The most common problems found were lack of or worn fluids.
This is the most basic thing a person can do and something that anyone old enough to have a driver’s license can do. Another very common problem they found was air filters that needed replacement. Again, this is something most people can do on most cars, and people just don’t realize how much damage dirt can do to an engine.
Proper maintenance of your car takes willpower. It is not something people look forward to doing, especially those who have to take their car in for service. In tough economic times, people tend to put their car maintenance on the back burner. In many cases, people don’t realize that it will cost them a lot more down the road in repairs, many of which could have been avoided had they just taken the time to do what they were supposed to do.

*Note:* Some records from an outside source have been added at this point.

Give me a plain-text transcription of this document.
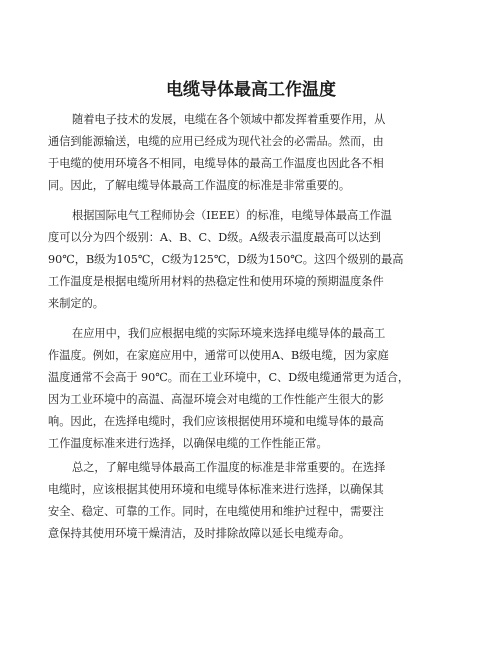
电缆导体最高工作温度
随着电子技术的发展，电缆在各个领域中都发挥着重要作用，从
通信到能源输送，电缆的应用已经成为现代社会的必需品。然而，由
于电缆的使用环境各不相同，电缆导体的最高工作温度也因此各不相
同。因此，了解电缆导体最高工作温度的标准是非常重要的。
根据国际电气工程师协会（IEEE）的标准，电缆导体最高工作温
度可以分为四个级别：A、B、C、D级。A级表示温度最高可以达到
90℃，B级为105℃，C级为125℃，D级为150℃。这四个级别的最高
工作温度是根据电缆所用材料的热稳定性和使用环境的预期温度条件
来制定的。
在应用中，我们应根据电缆的实际环境来选择电缆导体的最高工
作温度。例如，在家庭应用中，通常可以使用A、B级电缆，因为家庭
温度通常不会高于 90℃。而在工业环境中，C、D级电缆通常更为适合，
因为工业环境中的高温、高湿环境会对电缆的工作性能产生很大的影
响。因此，在选择电缆时，我们应该根据使用环境和电缆导体的最高
工作温度标准来进行选择，以确保电缆的工作性能正常。
总之，了解电缆导体最高工作温度的标准是非常重要的。在选择
电缆时，应该根据其使用环境和电缆导体标准来进行选择，以确保其
安全、稳定、可靠的工作。同时，在电缆使用和维护过程中，需要注
意保持其使用环境干燥清洁，及时排除故障以延长电缆寿命。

Many repairs can be avoided by just taking a little time to visit your favorite service provider.
For instance, most every repair shop and certainly every dealership service department can test your battery to tell you exactly how much life is left. If your battery is almost shot, it is so much cheaper to replace it while it is still working, than to let it completely fail requiring a wrecker. It could also strand you in a very unsafe area. Other things like a visual inspection by a professional technician can prevent breakdowns too, like looking for frayed belts or hoses that are worn.
A new national poll conducted by Kelson Research shows that most Americans think newer cars should go 200,000 miles, and the truth is most will, but only if proper maintenance practices are followed.
Your fluids are one of the most important things if you want your car to last.
Of course, oil is essential to long engine life and you should get in the habit of checking it if you don’t already. Worn oil can be a killer and not give your internal engine parts the protection they need, especially in hot weather. Coolant is also extremely important. A lack of coolant can cause your engine to overheat and result in your engine being ruined. Power steering fluid, transmission fluid, and brake fluid are all things you should check. Most cars have yellow letters stamped prominently on the caps of things that you need to pay attention to.
Be sure to find out if your car has a timing belt or chain.
Most that have belts call for replacing them prior to 100,000 miles. Sadly, I hear from people every week who don’t think about their timing belt until it breaks, and most of the time they are looking at an entire engine replacement when this happens.
If you have children, teach them how to check their fluids so down the road, they will be used to doing that and will take better care of their own car.
Make a resolution to take better care of your car, it will go farther with fewer issues, and will certainly save you money!